仲條 大体雑誌づくりはそんなに大勢でやるもんじゃないですよ、ビルを建てるわけじゃないんだから。すごく物事がわかる人が一人で仕切ったほうがいい。できる人は文章もわかるのよ。全部わかるんだよ。絵も写真もわかる。そういう人が往々にしているわけよ。
山崎 すべてを見通せる人が。
仲條 うん、未来も。
山崎 未来もですか。でもわかります、そういうADは文章も写真もファッションのこともすごくわかっている。たとえばアレクセイ・ブロドヴィッチであるとか、やはりすべての美意識をもっている人がいることは雑誌にとってはとても意義深いことなのではと思います。
仲條 そんなに強い巨人じゃなくてもいいんですよ、読む人は一般の人なんだから。もちろん一般の人で鋭い感性をもっている人もいるけれど、仕事としてはプロではないという意味です。雑誌に携わる人はそういう人よりも少し上の感性をもってればいいだけだから。だから気楽なもんだと思ってなかったら僕はこんなに続けてなかっただろうね。
山崎 なるほど。そういう風に仲條さんが自由にされていたからこそ、『花椿』の独自の方向性が築かれたのかなと思います。
仲條 まあ一人だから、あの手この手でいろいろ考えなきゃいけないところはあったけどね。

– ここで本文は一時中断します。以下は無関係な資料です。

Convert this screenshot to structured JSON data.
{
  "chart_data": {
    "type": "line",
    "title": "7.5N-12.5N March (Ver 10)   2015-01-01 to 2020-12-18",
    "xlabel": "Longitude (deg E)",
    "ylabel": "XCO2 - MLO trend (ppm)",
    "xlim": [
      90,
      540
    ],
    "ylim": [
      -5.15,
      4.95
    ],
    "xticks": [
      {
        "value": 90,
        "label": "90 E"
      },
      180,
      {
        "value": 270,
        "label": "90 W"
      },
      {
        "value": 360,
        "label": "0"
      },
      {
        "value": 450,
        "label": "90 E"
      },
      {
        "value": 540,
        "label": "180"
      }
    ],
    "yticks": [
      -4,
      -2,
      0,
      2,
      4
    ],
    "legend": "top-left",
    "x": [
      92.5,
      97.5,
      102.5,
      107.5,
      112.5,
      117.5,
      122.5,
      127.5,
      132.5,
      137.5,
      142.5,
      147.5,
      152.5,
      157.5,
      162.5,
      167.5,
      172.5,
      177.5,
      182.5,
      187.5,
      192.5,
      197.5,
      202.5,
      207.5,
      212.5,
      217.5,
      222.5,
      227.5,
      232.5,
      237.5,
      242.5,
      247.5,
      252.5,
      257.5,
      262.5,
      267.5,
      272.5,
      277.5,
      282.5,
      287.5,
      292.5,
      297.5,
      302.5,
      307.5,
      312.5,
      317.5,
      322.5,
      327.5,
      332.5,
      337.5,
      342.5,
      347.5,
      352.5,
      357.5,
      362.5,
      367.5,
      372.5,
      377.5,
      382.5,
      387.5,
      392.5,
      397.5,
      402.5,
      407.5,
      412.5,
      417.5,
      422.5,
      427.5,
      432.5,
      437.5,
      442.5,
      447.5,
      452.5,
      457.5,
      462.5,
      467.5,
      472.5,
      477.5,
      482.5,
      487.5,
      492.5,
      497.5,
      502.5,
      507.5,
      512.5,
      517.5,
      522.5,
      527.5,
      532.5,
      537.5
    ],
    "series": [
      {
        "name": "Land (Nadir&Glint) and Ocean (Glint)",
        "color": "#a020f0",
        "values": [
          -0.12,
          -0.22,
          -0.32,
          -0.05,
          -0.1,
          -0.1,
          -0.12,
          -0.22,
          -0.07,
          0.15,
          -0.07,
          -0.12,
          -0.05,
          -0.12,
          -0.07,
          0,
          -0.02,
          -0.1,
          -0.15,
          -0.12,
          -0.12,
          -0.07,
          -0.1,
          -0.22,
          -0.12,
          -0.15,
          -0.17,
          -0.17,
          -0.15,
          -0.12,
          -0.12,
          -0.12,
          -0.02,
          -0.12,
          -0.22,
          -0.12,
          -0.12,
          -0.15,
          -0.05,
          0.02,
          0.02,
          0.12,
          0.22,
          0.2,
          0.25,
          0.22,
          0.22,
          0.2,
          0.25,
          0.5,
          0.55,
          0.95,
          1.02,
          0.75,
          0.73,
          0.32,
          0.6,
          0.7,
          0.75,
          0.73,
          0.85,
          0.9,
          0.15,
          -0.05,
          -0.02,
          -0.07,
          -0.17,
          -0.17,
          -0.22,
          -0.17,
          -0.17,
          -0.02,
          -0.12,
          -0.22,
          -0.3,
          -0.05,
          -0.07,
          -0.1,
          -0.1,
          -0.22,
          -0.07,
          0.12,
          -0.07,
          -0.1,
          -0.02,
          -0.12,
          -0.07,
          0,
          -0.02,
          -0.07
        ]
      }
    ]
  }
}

1987年5月号「MIAMI BEACH BOYS&GIRLS」(スクリーン参照)

思い出の特集をいくつか その1

山崎 1987年5月号は「MIAMI BEACH BOYS&GIRLS」という特集です。すごく素敵な写真が連なる特集ですが、どのような思い出がありますか?
仲條 マイアミ……かっこいいねぇ。これは写真家の三浦憲治さんとの初めての仕事だったんだけど、一緒にマイアミに行ってね。
山崎 贅沢ですよね、今ではちょっと考えられない。
仲條 モデルはみんな素人の人たちで、バレエダンサーの女の子やバーに居た男の子とかで。
山崎 その感じがすごくいいですよね、用意された感じじゃない。すごく開放的でかわいくて明るくて。素敵だなと思います。
仲條 うん。洋服はイギリスのスタイリストにやってもらったの。クラシックな50年代っぽいスタイリングでね。
山崎 そういう多国籍な感じがありますね。マイアミといってみんながふつうに思い浮かべるようなマイアミ映えする素敵なファッションじゃないところがすごくいい。
仲條 これがふつうのきれいなモデルさんだったらつまんないよ。気候もよかったし、まあ楽しかったよね。

1985年11月号「HAPPY HOTEL」

山崎 次は85年ですね。
仲條 この頃の表紙はシンディ・パロマーノに1年間か半年続けて撮ってもらっていて。僕は惚れ込むとその人とばかり組むんですよ。だからこの表紙以外にも誌面でチョコレートの特集などいろいろ一緒にしましたね。
山崎 パロマーノさんのポートフォリオ的な写真のタッチによってアーティストの世界観がすごく伝わるものになってますよね。
仲條 やっぱりすごい人でしたよね。
山崎 85年11月号は架空のホテルをつくり上げる「HAPPY HOTEL」という特集ですね。当時の『花椿』ですごいと思うのは、世界観を一からすべてつくってしまうという点です。これもそういうコンセプトだったんですか? とても印象的です。
仲條 そうですね。模型でホテルをつくりました。
山崎 模型でホテルをつくるというと今だとウェス・アンダーソンの映画『グランド・ブダペスト・ホテル』を思い浮かべますが、その意味でもこの特集はすごく早いですね。
仲條 ちょっとレトロな感じもするでしょう。
山崎 そうですね、ちょっとレトロです。
仲條 わりとそういうのが好きなんですよ。
山崎 でもレトロな中に当時のアヴァンギャルドっぽいファッションがありますね。
仲條 このときのスタイルのテーマがスポーツだったんです。電球がバスケットボールのかごに入っているところとか、カウンターの手前の野球のスコアボードなんかもその名残。
山崎 本当にこういうホテルがあったら素敵ですよね。
仲條 スタイリングは安部みちるさんという方が手掛けたの。
山崎 このゴングもつくられたんですか?
仲條 これもつくった。
山崎 すごい、これは撮影終了後どこに行ってしまったんですか?
仲條 これはね、カメラマンの小暮徹の家にある。
澁谷 今ないかもしれないですよ、引っ越されたから。
仲條 いや持って行ったと思うよ。違うかな。